4. The Borg can adapt to any weapon, and become immune to it.

Where did this myth come from?

I'm still trying to figure out exactly how the idea spread that the Borg become godlike, invincible and immune to a weapon once they figure out what it is. While it is true that the Borg seem to be able to resist Federation weapons quite well once they figure out what they are, there is no indication that this means they are completely immune to any and all weapons once they figure out what they are. Obviously, this is just another example of the Star Trek fan "superhero" mentality, as applied to another Star Trek concept (see previous section).
I am guessing that the myth spread because the Borg were seemingly impervious to the attacks of a single Federation starship in "Q Who?". However, the clash between the scientific mentality and the superhero mentality again rears its ugly head. Rather than describe the ability to resist the weapons of a single Federation starship as a lower limit, the fans have instead decided that it is proof of godlike omnipotence! Why worry about limits when you can simply assume that "adaptation" is a "special power" and that they can adapt to anything? The most stunning example of this nonsense is the recurring trekkie claim that a Borg cube could shake off a Death Star superlaser blast once a previous cube had been destroyed, because it would have "transmitted enough information to the collective to make the other cubes immune." If you can read and understand the various multi-syllable words in this paragraph, then I am sure that you can see how obviously unscientific and oversimplistic the "superhero Borg" mentality is.

Cracking the myth

This myth is clearly refuted by the canon films and episodes.
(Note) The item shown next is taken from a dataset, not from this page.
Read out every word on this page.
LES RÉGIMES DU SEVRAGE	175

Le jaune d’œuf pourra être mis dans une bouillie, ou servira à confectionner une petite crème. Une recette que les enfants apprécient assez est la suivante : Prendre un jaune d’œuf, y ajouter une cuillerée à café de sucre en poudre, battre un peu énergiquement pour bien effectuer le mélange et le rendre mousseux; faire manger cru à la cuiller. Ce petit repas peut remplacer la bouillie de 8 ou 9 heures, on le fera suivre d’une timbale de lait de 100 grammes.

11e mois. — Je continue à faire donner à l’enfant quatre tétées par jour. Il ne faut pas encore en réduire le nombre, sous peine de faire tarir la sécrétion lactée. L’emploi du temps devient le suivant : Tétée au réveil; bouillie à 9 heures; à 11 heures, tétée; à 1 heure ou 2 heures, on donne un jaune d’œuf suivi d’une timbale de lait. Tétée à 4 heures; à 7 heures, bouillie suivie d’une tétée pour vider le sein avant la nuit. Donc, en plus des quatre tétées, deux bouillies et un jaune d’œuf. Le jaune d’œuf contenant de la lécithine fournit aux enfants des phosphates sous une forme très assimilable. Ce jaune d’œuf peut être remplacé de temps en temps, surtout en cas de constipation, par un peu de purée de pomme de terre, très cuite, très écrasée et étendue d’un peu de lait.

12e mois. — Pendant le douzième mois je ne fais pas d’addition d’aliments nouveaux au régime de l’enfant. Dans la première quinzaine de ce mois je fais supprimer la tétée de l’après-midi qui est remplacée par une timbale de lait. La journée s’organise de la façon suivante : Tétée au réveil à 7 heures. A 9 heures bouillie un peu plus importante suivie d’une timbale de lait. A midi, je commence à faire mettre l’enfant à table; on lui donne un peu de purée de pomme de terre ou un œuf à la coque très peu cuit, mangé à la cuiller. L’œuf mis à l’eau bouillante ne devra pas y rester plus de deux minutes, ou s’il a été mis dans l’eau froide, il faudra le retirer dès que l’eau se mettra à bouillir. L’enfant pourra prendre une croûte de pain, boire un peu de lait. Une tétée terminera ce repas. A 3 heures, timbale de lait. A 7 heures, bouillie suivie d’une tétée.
In STFC, we see that although a Borg cube can become seemingly impervious to the weapons of a single Federation starship, it cannot withstand the massed attack of dozens of Federation starships. This demonstrates that Borg "adapted shield" lower limits are somewhere above the firepower of a GCS and below the massed firepower of a fleet containing dozens of Federation starships. We can also see Borg cubes being blasted into fragments by Species 8472 bio-ships and destroyed by simple planetary debris in "Scorpion". And of course, we all know that Borg drones are helpless against any sort of physical attack, whether it's the claws of Species 8472, the bullets of Picard's tommy-gun in STFC, a well-thrown elbow, or one of Worf's various artfully sculpted slicin' and dicin' toys.
Slice

The response

As usual, the Star Trek fans who espouse this particular myth complain vigorously that these are "special cases" and should not be taken as disproof of the omnipotent, godlike, invincible, unlimited abilities of the Borg special "adaptation" superpowers. They can come up with an endless string of rationalizations about why these special cases should be ignored. The phrase "self-deception" comes to mind ... they obviously don't want to relinquish their superhero interpretation of the Borg, so they pretend that the various incidents which contradict their preconceived notions "don't count."
As noted in the previous section, it doesn't matter how "special" the Borg failures were. They were failures, therefore they disprove facetious claims about the omnipotence of Borg "adaptation" superpowers. Furthermore, the very assumption that the technology has no upper limits is like a banner, declaring that they are incapable of applying the scientific mentality to their favourite science fiction show.